The Bland–Altman plot (Figure 3) illustrates the agreement of LVEF between OP1 and OP2 across the measurement sessions. The LOA for M1 spanned 45 percentage points (22.5 to −22.5), while LOA for M2 spanned 14.7 percentage points (6.1 to −8.6).
Removing the outlier (top left corner) narrowed the LOA of M1 to 29.3 percentage points (12.1 to −17.2).
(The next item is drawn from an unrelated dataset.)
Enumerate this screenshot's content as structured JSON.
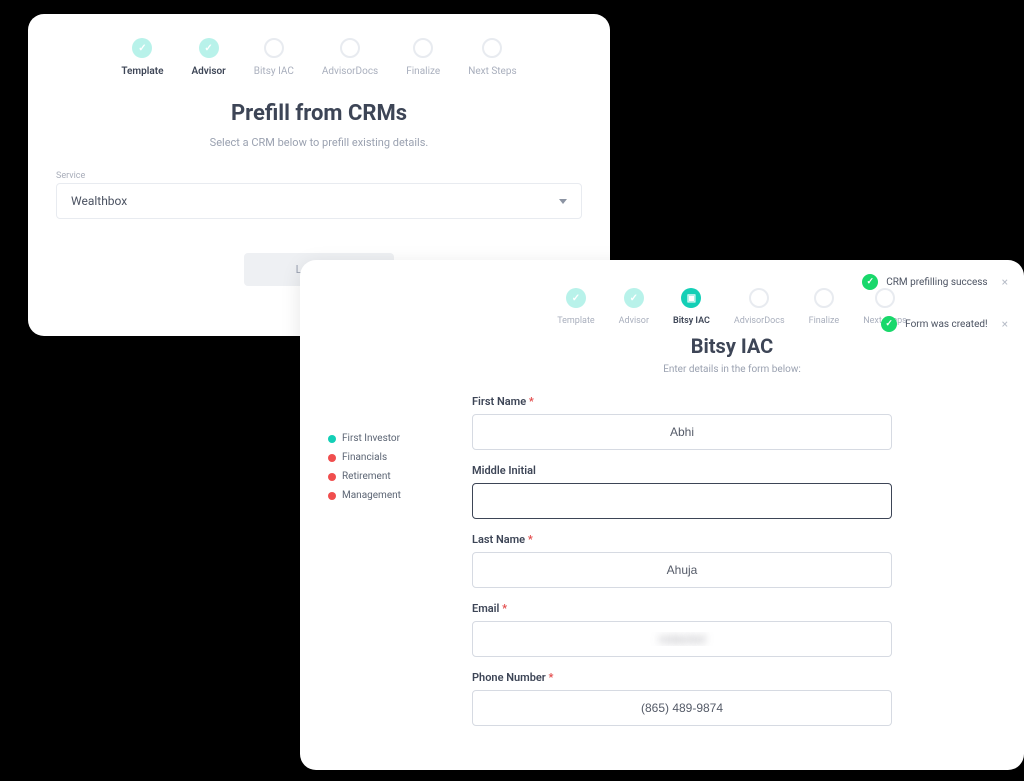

Table 2 shows one-way ICC calculations, indicating the consistency of the operators in M1 and M2. The consistency of OP1 decreased from 0.91 in M1 to 0.80 in M2. In contrast, OP2′s consistency increased from 0.55 in M1 to 0.75 in M2. All one-way ICC calculations were statistically significant (p < 0.001).
Table 3 details two-way ICC calculations for assessing observer agreement. The ICC for M1 was near 0, increasing to 0.35 after outlier removal, yet remained non-significant. The ICC for M2 was 0.77, improving slightly to 0.79 after excluding outliers; both these values were statistically significant.
The two LMMs detailed in the statistical section where operators were considered either a fixed or random effect differed slightly. When considered as a fixed effect, operators were not statistically significant (p = 0.277). The estimated average decrease in LVEF was 1 percentage point for operator 2 compared to operator 1. Treating operators as a random effect accounted for only 2.5% of the overall variance. The estimated intercept for LVEF was 60.5. The second model’s results, which considered operator as a random effect, are summarized below in Table 4.
Despite the relatively modest sample size, model checking did not reveal serious deviations from the model’s assumptions.
Using these standard deviations, we calculated the repeatability coefficient for within-subject variation as 7.1. To evaluate the reproducibility of LVEF measurements, we applied the same formula but used different variance parameters. With variations between sessions and different operators, the reproducibility coefficient was determined to be 10.3. When we isolated the variability between sessions alone, the coefficient decreased to 7.9.
In the evaluation of scan performance, there were no patterns discernible when both operators were considered together. However, OP1 used the performance rating “somewhat difficult” (rating 2) 50% less, instead choosing “no problem” (rating 1) or “very difficult” (rating 3) from M1 to M2.

5. Discussion

We assessed the repeatability, reproducibility, agreement, and consistency of RT-3DE LVEF estimations by intermediately experienced technologists on 12 healthy subjects.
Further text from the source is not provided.